The initial list of SNPs is based on data from largely white participants, says van ’t Veer, but she is making an effort to include data from women of more diverse ethnic and racial backgrounds. For instance, she is working to incorporate SNPs related to elevated risk in African-American and Asian women into the model, as well as a SNP that seems to protect some Latinas from breast cancer.

Prostate cancer screening could also benefit from a precision approach that takes genetics into account, says genetic epidemiologist Jianfeng Xu of NorthShore University Health System in Illinois. In the summer of 2016, he began a trial of personalized screening at NorthShore, estimating inherited risk of prostate, breast and colorectal cancer using genetics and providing modified screening schedules for patients based on their results. He has developed different lists of risk-related SNPs from reviews of previously published literature for patients who are white, African-American and Asian.

Some urge caution in pursuing precision screening, however. Morris, of the Society of Breast Imaging, worries that strategies that decrease mammography in supposedly low-risk women will end up preventing women from getting screened who could have benefited. “Seventy percent of women who get breast cancer don’t have identifiable risk factors other than the fact that they’re female and they’re getting older,” she says.

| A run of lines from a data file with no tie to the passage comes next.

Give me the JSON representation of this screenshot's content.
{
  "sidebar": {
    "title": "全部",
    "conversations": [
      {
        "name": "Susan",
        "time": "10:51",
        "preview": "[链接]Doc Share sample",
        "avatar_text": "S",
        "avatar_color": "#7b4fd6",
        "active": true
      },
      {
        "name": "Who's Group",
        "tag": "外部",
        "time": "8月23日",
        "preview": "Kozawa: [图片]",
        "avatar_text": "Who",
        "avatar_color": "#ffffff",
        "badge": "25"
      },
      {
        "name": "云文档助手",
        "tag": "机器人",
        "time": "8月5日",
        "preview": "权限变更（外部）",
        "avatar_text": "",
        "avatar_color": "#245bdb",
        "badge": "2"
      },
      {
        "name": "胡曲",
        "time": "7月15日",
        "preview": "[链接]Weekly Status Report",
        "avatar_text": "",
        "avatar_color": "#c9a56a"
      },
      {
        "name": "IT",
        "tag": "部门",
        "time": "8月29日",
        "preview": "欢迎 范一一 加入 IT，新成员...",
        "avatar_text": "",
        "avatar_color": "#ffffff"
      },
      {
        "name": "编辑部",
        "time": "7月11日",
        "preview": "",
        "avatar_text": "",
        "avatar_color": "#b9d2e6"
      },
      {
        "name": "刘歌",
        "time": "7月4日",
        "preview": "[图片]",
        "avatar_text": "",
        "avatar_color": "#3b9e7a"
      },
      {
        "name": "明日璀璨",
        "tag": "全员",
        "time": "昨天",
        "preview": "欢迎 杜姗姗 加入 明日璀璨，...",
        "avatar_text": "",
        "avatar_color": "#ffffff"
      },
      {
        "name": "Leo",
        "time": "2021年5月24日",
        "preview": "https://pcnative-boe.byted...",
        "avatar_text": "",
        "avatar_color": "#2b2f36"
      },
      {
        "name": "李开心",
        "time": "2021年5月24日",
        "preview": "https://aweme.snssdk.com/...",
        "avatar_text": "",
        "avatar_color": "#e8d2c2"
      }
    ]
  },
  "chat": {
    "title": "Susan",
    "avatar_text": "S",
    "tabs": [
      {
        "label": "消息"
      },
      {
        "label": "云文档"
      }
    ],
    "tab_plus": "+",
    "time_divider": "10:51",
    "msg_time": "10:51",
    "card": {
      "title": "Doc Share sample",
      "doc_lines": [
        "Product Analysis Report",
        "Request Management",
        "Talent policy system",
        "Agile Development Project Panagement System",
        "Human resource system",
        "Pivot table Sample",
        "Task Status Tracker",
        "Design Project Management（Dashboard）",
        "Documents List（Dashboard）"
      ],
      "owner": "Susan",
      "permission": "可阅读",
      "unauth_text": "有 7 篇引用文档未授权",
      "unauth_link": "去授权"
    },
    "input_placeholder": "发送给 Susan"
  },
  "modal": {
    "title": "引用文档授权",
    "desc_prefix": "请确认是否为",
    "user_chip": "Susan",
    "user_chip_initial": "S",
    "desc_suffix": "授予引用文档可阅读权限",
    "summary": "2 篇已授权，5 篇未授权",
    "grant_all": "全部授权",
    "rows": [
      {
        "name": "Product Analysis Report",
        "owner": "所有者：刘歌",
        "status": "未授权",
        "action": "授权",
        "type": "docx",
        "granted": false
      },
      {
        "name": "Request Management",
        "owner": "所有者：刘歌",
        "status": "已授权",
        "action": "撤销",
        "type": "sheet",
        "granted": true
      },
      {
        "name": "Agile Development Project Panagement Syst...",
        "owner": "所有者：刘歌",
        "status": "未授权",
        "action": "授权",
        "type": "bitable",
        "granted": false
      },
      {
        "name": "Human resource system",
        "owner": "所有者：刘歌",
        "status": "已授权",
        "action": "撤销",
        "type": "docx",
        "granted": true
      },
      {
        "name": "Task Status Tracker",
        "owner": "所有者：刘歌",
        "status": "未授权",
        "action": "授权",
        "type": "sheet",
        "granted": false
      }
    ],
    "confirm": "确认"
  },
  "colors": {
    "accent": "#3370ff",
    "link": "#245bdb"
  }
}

Bibbins-Domingo of the USPSTF reports that the task force is closely watching efforts to personalize screening. But as researchers formulate algorithms and harness sequencing technology in the service of screening, the bar for medical intervention in individuals without symptoms should still remain high, says Bibbins-Domingo.

“We’ve always tried to do a one-size-fits-all screenin​g for everybody. … That probably is the wrong way to do it,” says Prasad of the Oregon Health & Science University. “There may be a group who benefits from screening. It’s almost surely unlikely to be [true that] everybody benefits from a single screening test.”

Kate Yandell is a writer and editor and was formerly the digital editor of Cancer Today.